To investigate the neural underpinnings of this phenomenon, the team designed experiments where mice were trained to associate odor cues with water rewards. The key finding was that increasing background rewards—rewards delivered without a preceding cue—diminished both behavioral responses (licking) and dopamine signaling. However, when these additional rewards were paired with their own cue, the decrease in dopamine response was prevented. “It’s the same amount of reward; we’re just adding a new cue and seeing big differences in both behavior and dopamine,” said co-first author Mark Burrell, a postdoctoral fellow in Uchida’s lab. This result suggests that the brain treats cued and uncued rewards differently, highlighting how the mice’s understanding of the task affects their learning. The study examined multiple brain areas, including the ventral striatum and olfactory tubercle, ultimately finding that contingency-related dopamine signals were broadly distributed across all of them.
The study used the temporal difference (TD) model, a long-standing explanation that links dopamine function to learning, to explain not only the main findings but all the observed changes in the behavior and dopamine signals. The temporal difference model, originally developed as a machine-learning algorithm, supposes that prediction errors, the difference between actual and predicted outcomes, drives learning. The activity of dopamine neurons closely resembles these prediction errors.
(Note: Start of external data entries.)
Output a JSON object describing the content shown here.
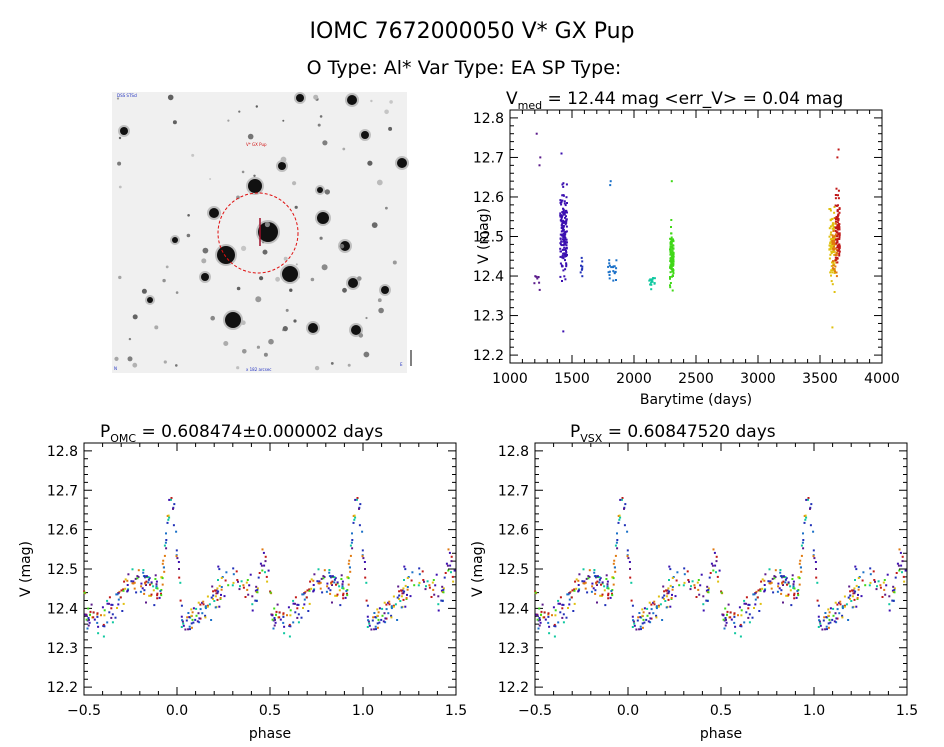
{
  "header": {
    "title": "IOMC 7672000050    V* GX Pup",
    "subtitle": "O Type: Al*  Var Type: EA  SP Type:"
  },
  "image_panel": {
    "top_left_label": "DSS STScI",
    "top_center_label": "V* GX Pup",
    "bottom_center_label": "x  182 arcsec",
    "bottom_left_label": "N",
    "bottom_right_label": "E",
    "circle_color": "#e01010"
  },
  "chart_data": [
    {
      "id": "lightcurve",
      "type": "scatter",
      "title_main": "V",
      "title_sub": "med",
      "title_rest": " = 12.44 mag <err_V> = 0.04 mag",
      "xlabel": "Barytime (days)",
      "ylabel": "V (mag)",
      "xlim": [
        1000,
        4000
      ],
      "ylim": [
        12.82,
        12.18
      ],
      "xticks": [
        "1000",
        "1500",
        "2000",
        "2500",
        "3000",
        "3500",
        "4000"
      ],
      "yticks": [
        "12.2",
        "12.3",
        "12.4",
        "12.5",
        "12.6",
        "12.7",
        "12.8"
      ],
      "groups": [
        {
          "name": "g1",
          "color": "#5a1a8a",
          "x_range": [
            1190,
            1250
          ],
          "y_range": [
            12.34,
            12.43
          ],
          "n": 8,
          "outliers": [
            [
              1215,
              12.76
            ],
            [
              1238,
              12.68
            ],
            [
              1244,
              12.7
            ]
          ]
        },
        {
          "name": "g2",
          "color": "#3b10b0",
          "x_range": [
            1405,
            1460
          ],
          "y_range": [
            12.31,
            12.71
          ],
          "n": 150,
          "outliers": [
            [
              1430,
              12.26
            ],
            [
              1415,
              12.71
            ]
          ]
        },
        {
          "name": "g3",
          "color": "#2030b8",
          "x_range": [
            1565,
            1585
          ],
          "y_range": [
            12.38,
            12.48
          ],
          "n": 8,
          "outliers": []
        },
        {
          "name": "g4",
          "color": "#1a70c8",
          "x_range": [
            1790,
            1860
          ],
          "y_range": [
            12.37,
            12.46
          ],
          "n": 20,
          "outliers": [
            [
              1808,
              12.63
            ],
            [
              1812,
              12.64
            ]
          ]
        },
        {
          "name": "g5",
          "color": "#10c8a0",
          "x_range": [
            2120,
            2170
          ],
          "y_range": [
            12.34,
            12.43
          ],
          "n": 15,
          "outliers": []
        },
        {
          "name": "g6",
          "color": "#40d818",
          "x_range": [
            2290,
            2320
          ],
          "y_range": [
            12.32,
            12.58
          ],
          "n": 110,
          "outliers": [
            [
              2305,
              12.64
            ]
          ]
        },
        {
          "name": "g7",
          "color": "#e0c010",
          "x_range": [
            3575,
            3620
          ],
          "y_range": [
            12.3,
            12.67
          ],
          "n": 80,
          "outliers": [
            [
              3600,
              12.27
            ]
          ]
        },
        {
          "name": "g8",
          "color": "#e07a10",
          "x_range": [
            3600,
            3640
          ],
          "y_range": [
            12.34,
            12.6
          ],
          "n": 50,
          "outliers": []
        },
        {
          "name": "g9",
          "color": "#c01818",
          "x_range": [
            3625,
            3660
          ],
          "y_range": [
            12.34,
            12.68
          ],
          "n": 90,
          "outliers": [
            [
              3650,
              12.72
            ],
            [
              3640,
              12.7
            ]
          ]
        }
      ]
    },
    {
      "id": "phase_omc",
      "type": "scatter",
      "title_main": "P",
      "title_sub": "OMC",
      "title_rest": " = 0.608474±0.000002 days",
      "xlabel": "phase",
      "ylabel": "V (mag)",
      "xlim": [
        -0.5,
        1.5
      ],
      "ylim": [
        12.82,
        12.18
      ],
      "xticks": [
        "−0.5",
        "0.0",
        "0.5",
        "1.0",
        "1.5"
      ],
      "yticks": [
        "12.2",
        "12.3",
        "12.4",
        "12.5",
        "12.6",
        "12.7",
        "12.8"
      ],
      "period_days": 0.608474,
      "n_points": 300
    },
    {
      "id": "phase_vsx",
      "type": "scatter",
      "title_main": "P",
      "title_sub": "VSX",
      "title_rest": " = 0.60847520 days",
      "xlabel": "phase",
      "ylabel": "V (mag)",
      "xlim": [
        -0.5,
        1.5
      ],
      "ylim": [
        12.82,
        12.18
      ],
      "xticks": [
        "−0.5",
        "0.0",
        "0.5",
        "1.0",
        "1.5"
      ],
      "yticks": [
        "12.2",
        "12.3",
        "12.4",
        "12.5",
        "12.6",
        "12.7",
        "12.8"
      ],
      "period_days": 0.6084752,
      "n_points": 300
    }
  ]
}
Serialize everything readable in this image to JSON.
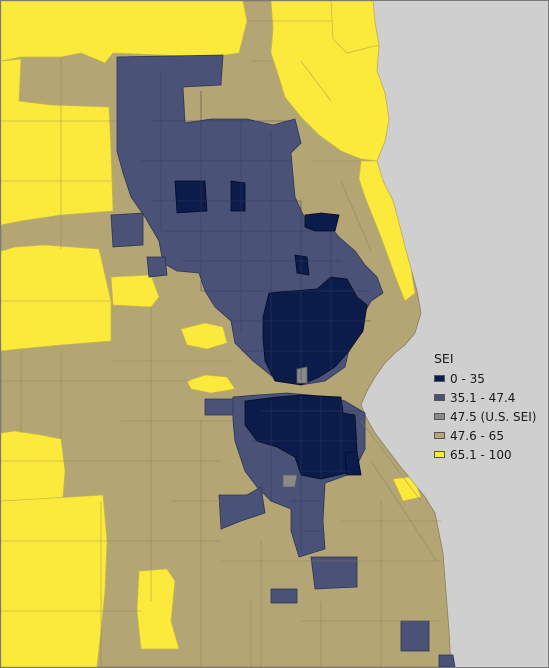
{
  "map": {
    "colors": {
      "water": "#cfcfcf",
      "tract_border": "#8a8060"
    },
    "legend": {
      "title": "SEI",
      "items": [
        {
          "label": "0 - 35",
          "color": "#0c1c4a"
        },
        {
          "label": "35.1 - 47.4",
          "color": "#4a5278"
        },
        {
          "label": "47.5 (U.S. SEI)",
          "color": "#8a8a8a"
        },
        {
          "label": "47.6 - 65",
          "color": "#b3a574"
        },
        {
          "label": "65.1 - 100",
          "color": "#fbea3c"
        }
      ]
    }
  }
}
“This study is really a story about being careful and thinking about the structure of the world—the way we represent state space in our models is crucial,” Burrell emphasized. He pointed out that while some recent theories have proposed fundamentally new roles for dopamine, the findings reaffirm the TD model with only minor modifications. “These models still work, and identifying what you need to add to make them fit the data informs how we should continue thinking about learning and decision-making.” A recent model (Jeong et al., 2022, Science), offered as a replacement to the TD explanation of dopamine function, proposed dopamine signals retrospective contingency. “Our results strongly challenge this model as it could not explain our results” Burrell commented. “Rather, we show that with the right state space, the TD model, which is prospective in nature, is itself a good description of contingency.”
Working with Jay Hennig, then a postdoctoral fellow in Samuel Gershman’s lab and now an assistant professor at Baylor College of Medicine, the study found that small artificial neural networks trained with TD learned similar representations of their task to their mice. This suggests that dopamine TD signals may shape how the brain represents state space.
The implications extend beyond associative learning. The study suggests that the brain learns differently when rewards are attributed to discrete cues rather than being part of the environment. This insight may be relevant to understanding how humans and animals use contingency to infer causal relationships in complex environments. “We are certainly moving in that direction,” Burrell said, though he cautioned against overextending the findings. “I wouldn’t want to say we’ve solved causality, but this is a step toward understanding how the brain links cause and effect.”
This study refines our understanding of how animals—and potentially humans—navigate an uncertain world by demonstrating that contingency, rather than mere reward frequency, shapes learning and dopamine responses. “Humans and animals are good at inferring causal relationships between events, yet how the brain achieves it remains unclear,” adds Professor Uchida. “I hope our study triggers novel inquiries into this direction.”.
The project began as a three-way lab collaboration centered around part of Selina Qian’s PhD work, which was co-supervised by Uchida and MCB’s Venkatesh Murthy, and the lab of Samuel Gershman of the Department of Psychology. Burrell later joined Uchida’s lab to expand the modeling aspect of the project.